Big Company Retains a Small Company Feel
Jim Klaus, president of Children’s Wear Digest, sees his company as a unique hybrid of the big and small business models. Initially conceived in 1987 as a companion to his father’s retail business, the catalog has since grown to a circulation of 15 million. His father, Philip Klaus, sold the business in 1992 to The Right Start in order to allow it to grow.
In 1995, the elder Klaus bought back the now larger and healthier business, and Jim was appointed president. He discussed with Matt Griffin, associate editor, the difficulties encountered during that transition and the challenges he currently faces.
Catalog Success: What was your biggest challenge in your first few years as president?
Klaus: Working within what had been a 100 percent entrepreneurial company. Restructuring was particularly difficult, even after we bought it back from The Right Start. One person, my dad, called the shots, and there weren’t many controls. Although my dad indicated he was open to changing the way the business was run, that ultimately was a more difficult proposition for him. Putting in place controls and systems that made it an established company was the first big challenge.

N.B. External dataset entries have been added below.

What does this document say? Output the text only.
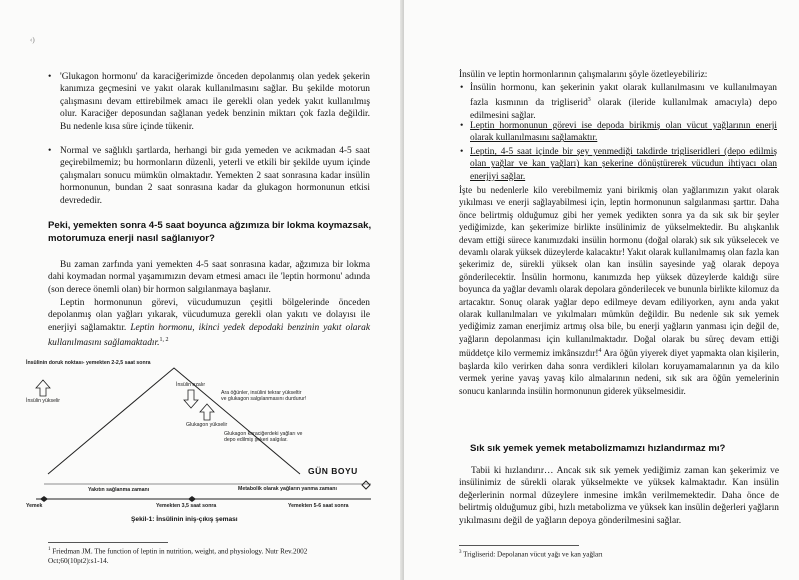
‹)
• 'Glukagon hormonu' da karaciğerimizde önceden depolanmış olan yedek şekerin kanımıza geçmesini ve yakıt olarak kullanılmasını sağlar. Bu şekilde motorun çalışmasını devam ettirebilmek amacı ile gerekli olan yedek yakıt kullanılmış olur. Karaciğer deposundan sağlanan yedek benzinin miktarı çok fazla değildir. Bu nedenle kısa süre içinde tükenir.

• Normal ve sağlıklı şartlarda, herhangi bir gıda yemeden ve acıkmadan 4-5 saat geçirebilmemiz; bu hormonların düzenli, yeterli ve etkili bir şekilde uyum içinde çalışmaları sonucu mümkün olmaktadır. Yemekten 2 saat sonrasına kadar insülin hormonunun, bundan 2 saat sonrasına kadar da glukagon hormonunun etkisi devrededir.

Peki, yemekten sonra 4-5 saat boyunca ağzımıza bir lokma koymazsak, motorumuza enerji nasıl sağlanıyor?

Bu zaman zarfında yani yemekten 4-5 saat sonrasına kadar, ağzımıza bir lokma dahi koymadan normal yaşamımızın devam etmesi amacı ile 'leptin hormonu' adında (son derece önemli olan) bir hormon salgılanmaya başlanır.

Leptin hormonunun görevi, vücudumuzun çeşitli bölgelerinde önceden depolanmış olan yağları yıkarak, vücudumuza gerekli olan yakıtı ve dolayısı ile enerjiyi sağlamaktır. Leptin hormonu, ikinci yedek depodaki benzinin yakıt olarak kullanılmasını sağlamaktadır.$^{1, 2}$

İnsülinin doruk noktası- yemekten 2-2,5 saat sonra
İnsülin yükselir
İnsülin azalır
Ara öğünler, insülini tekrar yükseltir ve glukagon salgılanmasını durdurur!
Glukagon yükselir
Glukagon karaciğerdeki yağları ve depo edilmiş şekeri salgılar.
GÜN BOYU
Metabolik olarak yağların yanma zamanı
Yakıtın sağlanma zamanı
Yemek	Yemekten 3,5 saat sonra	Yemekten 5-6 saat sonra
Şekil-1: İnsülinin iniş-çıkış şeması

$^1$ Friedman JM. The function of leptin in nutrition, weight, and physiology. Nutr Rev.2002 Oct;60(10pt2):s1-14.

İnsülin ve leptin hormonlarının çalışmalarını şöyle özetleyebiliriz:

• İnsülin hormonu, kan şekerinin yakıt olarak kullanılmasını ve kullanılmayan fazla kısmının da trigliserid$^3$ olarak (ileride kullanılmak amacıyla) depo edilmesini sağlar.

• Leptin hormonunun görevi ise depoda birikmiş olan vücut yağlarının enerji olarak kullanılmasını sağlamaktır.

• Leptin, 4-5 saat içinde bir şey yenmediği takdirde trigliseridleri (depo edilmiş olan yağlar ve kan yağları) kan şekerine dönüştürerek vücudun ihtiyacı olan enerjiyi sağlar.

İşte bu nedenlerle kilo verebilmemiz yani birikmiş olan yağlarımızın yakıt olarak yıkılması ve enerji sağlayabilmesi için, leptin hormonunun salgılanması şarttır. Daha önce belirtmiş olduğumuz gibi her yemek yedikten sonra ya da sık sık bir şeyler yediğimizde, kan şekerimize birlikte insülinimiz de yükselmektedir. Bu alışkanlık devam ettiği sürece kanımızdaki insülin hormonu (doğal olarak) sık sık yükselecek ve devamlı olarak yüksek düzeylerde kalacaktır! Yakıt olarak kullanılmamış olan fazla kan şekerimiz de, sürekli yüksek olan kan insülin sayesinde yağ olarak depoya gönderilecektir. İnsülin hormonu, kanımızda hep yüksek düzeylerde kaldığı süre boyunca da yağlar devamlı olarak depolara gönderilecek ve bununla birlikte kilomuz da artacaktır. Sonuç olarak yağlar depo edilmeye devam ediliyorken, aynı anda yakıt olarak kullanılmaları ve yıkılmaları mümkün değildir. Bu nedenle sık sık yemek yediğimiz zaman enerjimiz artmış olsa bile, bu enerji yağların yanması için değil de, yağların depolanması için kullanılmaktadır. Doğal olarak bu süreç devam ettiği müddetçe kilo vermemiz imkânsızdır!$^4$ Ara öğün yiyerek diyet yapmakta olan kişilerin, başlarda kilo verirken daha sonra verdikleri kiloları koruyamamalarının ya da kilo vermek yerine yavaş yavaş kilo almalarının nedeni, sık sık ara öğün yemelerinin sonucu kanlarında insülin hormonunun giderek yükselmesidir.

Sık sık yemek yemek metabolizmamızı hızlandırmaz mı?

Tabii ki hızlandırır… Ancak sık sık yemek yediğimiz zaman kan şekerimiz ve insülinimiz de sürekli olarak yükselmekte ve yüksek kalmaktadır. Kan insülin değerlerinin normal düzeylere inmesine imkân verilmemektedir. Daha önce de belirtmiş olduğumuz gibi, hızlı metabolizma ve yüksek kan insülin değerleri yağların yıkılmasını değil de yağların depoya gönderilmesini sağlar.

$^3$ Trigliserid: Depolanan vücut yağı ve kan yağları
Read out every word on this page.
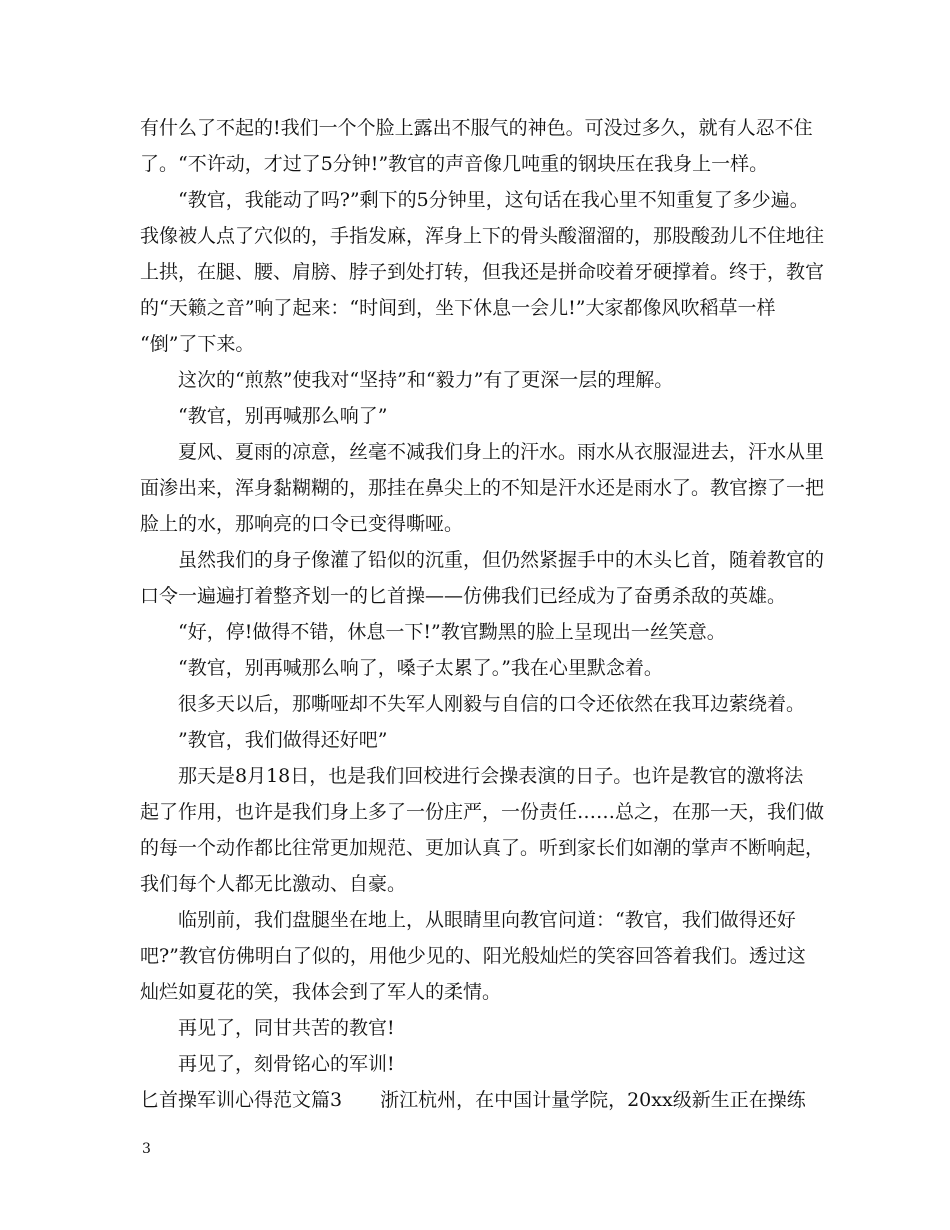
有什么了不起的!我们一个个脸上露出不服气的神色。可没过多久，就有人忍不住
了。“不许动，才过了5分钟!”教官的声音像几吨重的钢块压在我身上一样。
“教官，我能动了吗?”剩下的5分钟里，这句话在我心里不知重复了多少遍。
我像被人点了穴似的，手指发麻，浑身上下的骨头酸溜溜的，那股酸劲儿不住地往
上拱，在腿、腰、肩膀、脖子到处打转，但我还是拼命咬着牙硬撑着。终于，教官
的“天籁之音”响了起来：“时间到，坐下休息一会儿!”大家都像风吹稻草一样
“倒”了下来。
这次的“煎熬”使我对“坚持”和“毅力”有了更深一层的理解。
“教官，别再喊那么响了”
夏风、夏雨的凉意，丝毫不减我们身上的汗水。雨水从衣服湿进去，汗水从里
面渗出来，浑身黏糊糊的，那挂在鼻尖上的不知是汗水还是雨水了。教官擦了一把
脸上的水，那响亮的口令已变得嘶哑。
虽然我们的身子像灌了铅似的沉重，但仍然紧握手中的木头匕首，随着教官的
口令一遍遍打着整齐划一的匕首操——仿佛我们已经成为了奋勇杀敌的英雄。
“好，停!做得不错，休息一下!”教官黝黑的脸上呈现出一丝笑意。
“教官，别再喊那么响了，嗓子太累了。”我在心里默念着。
很多天以后，那嘶哑却不失军人刚毅与自信的口令还依然在我耳边萦绕着。
”教官，我们做得还好吧”
那天是8月18日，也是我们回校进行会操表演的日子。也许是教官的激将法
起了作用，也许是我们身上多了一份庄严，一份责任……总之，在那一天，我们做
的每一个动作都比往常更加规范、更加认真了。听到家长们如潮的掌声不断响起，
我们每个人都无比激动、自豪。
临别前，我们盘腿坐在地上，从眼睛里向教官问道：“教官，我们做得还好
吧?”教官仿佛明白了似的，用他少见的、阳光般灿烂的笑容回答着我们。透过这
灿烂如夏花的笑，我体会到了军人的柔情。
再见了，同甘共苦的教官!
再见了，刻骨铭心的军训!
匕首操军训心得范文篇3　　浙江杭州，在中国计量学院，20xx级新生正在操练
3
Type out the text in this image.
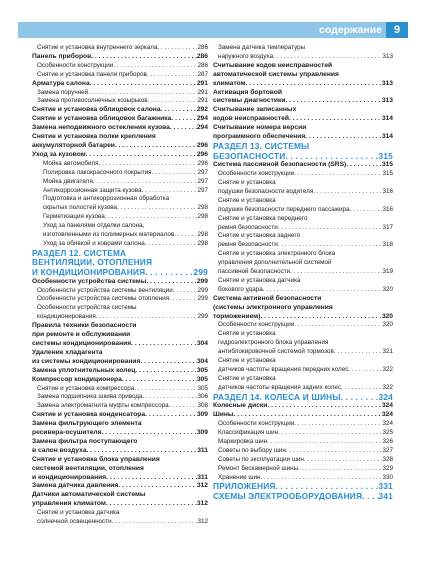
содержание	9
Снятие и установка внутреннего зеркала . . .	286
Панель приборов . . .	286
Особенности конструкции . . .	286
Снятие и установка панели приборов . . .	287
Арматура салона . . .	291
Замена поручней . . .	291
Замена противосолнечных козырьков . . .	291
Снятие и установка облицовок салона . . .	292
Снятие и установка облицовок багажника . . .	294
Замена неподвижного остекления кузова . . .	294
Снятие и установка полки крепления
аккумуляторной батареи . . .	296
Уход за кузовом . . .	296
Мойка автомобиля . . .	296
Полировка лакокрасочного покрытия . . .	297
Мойка двигателя . . .	297
Антикоррозионная защита кузова . . .	297
Подготовка и антикоррозионная обработка
скрытых полостей кузова . . .	298
Герметизация кузова . . .	298
Уход за панелями отделки салона,
изготовленными из полимерных материалов . . .	298
Уход за обивкой и коврами салона . . .	298
РАЗДЕЛ 12. СИСТЕМА
ВЕНТИЛЯЦИИ, ОТОПЛЕНИЯ
И КОНДИЦИОНИРОВАНИЯ . . .	299
Особенности устройства системы . . .	299
Особенности устройства системы вентиляции . . .	299
Особенности устройства системы отопления . . .	299
Особенности устройства системы
кондиционирования . . .	299
Правила техники безопасности
при ремонте и обслуживании
системы кондиционирования . . .	304
Удаление хладагента
из системы кондиционирования . . .	304
Замена уплотнительных колец . . .	305
Компрессор кондиционера . . .	305
Снятие и установка компрессора . . .	305
Замена подшипника шкива привода . . .	306
Замена электромагнита муфты компрессора . . .	308
Снятие и установка конденсатора . . .	309
Замена фильтрующего элемента
ресивера-осушителя . . .	309
Замена фильтра поступающего
в салон воздуха . . .	311
Снятие и установка блока управления
системой вентиляции, отопления
и кондиционирования . . .	311
Замена датчика давления . . .	312
Датчики автоматической системы
управления климатом . . .	312
Снятие и установка датчика
солнечной освещенности . . .	312
Замена датчика температуры
наружного воздуха . . .	313
Считывание кодов неисправностей
автоматической системы управления
климатом . . .	313
Активация бортовой
системы диагностики . . .	313
Считывание записанных
кодов неисправностей . . .	314
Считывание номера версии
программного обеспечения . . .	314
РАЗДЕЛ 13. СИСТЕМЫ
БЕЗОПАСНОСТИ . . .	315
Система пассивной безопасности (SRS) . . .	315
Особенности конструкции . . .	315
Снятие и установка
подушки безопасности водителя . . .	316
Снятие и установка
подушки безопасности переднего пассажира . . .	316
Снятие и установка переднего
ремня безопасности . . .	317
Снятие и установка заднего
ремня безопасности . . .	318
Снятие и установка электронного блока
управления дополнительной системой
пассивной безопасности . . .	319
Снятие и установка датчика
бокового удара . . .	320
Система активной безопасности
(системы электронного управления
торможением) . . .	320
Особенности конструкции . . .	320
Снятие и установка
гидроэлектронного блока управления
антиблокировочной системой тормозов . . .	321
Снятие и установка
датчиков частоты вращения передних колес . . .	322
Снятие и установка
датчиков частоты вращения задних колес . . .	322
РАЗДЕЛ 14. КОЛЕСА И ШИНЫ . . .	324
Колесные диски . . .	324
Шины . . .	324
Особенности конструкции . . .	324
Классификация шин . . .	325
Маркировка шин . . .	326
Советы по выбору шин . . .	327
Советы по эксплуатации шин . . .	328
Ремонт бескамерной шины . . .	329
Хранение шин . . .	330
ПРИЛОЖЕНИЯ . . .	331
СХЕМЫ ЭЛЕКТРООБОРУДОВАНИЯ . . . 341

CS: How did you deal with it?
Klaus: Since things before had been done by one person making all the decisions, the No. 1 thing we had to establish was a committee structure. We’d grown a lot and had more people. Decisions that were made by one person are now made by committees and groups. I distributed the decision making and divided responsibility.
No. 2 was adding quantitative analysis to decision making. We put in place sales reports and analysis rather than just what had existed in my dad’s head. While the first priority was getting other people in the decision-making process, we had to get good data out to those people. They must analyze information to make decisions, rather than just using gut feeling.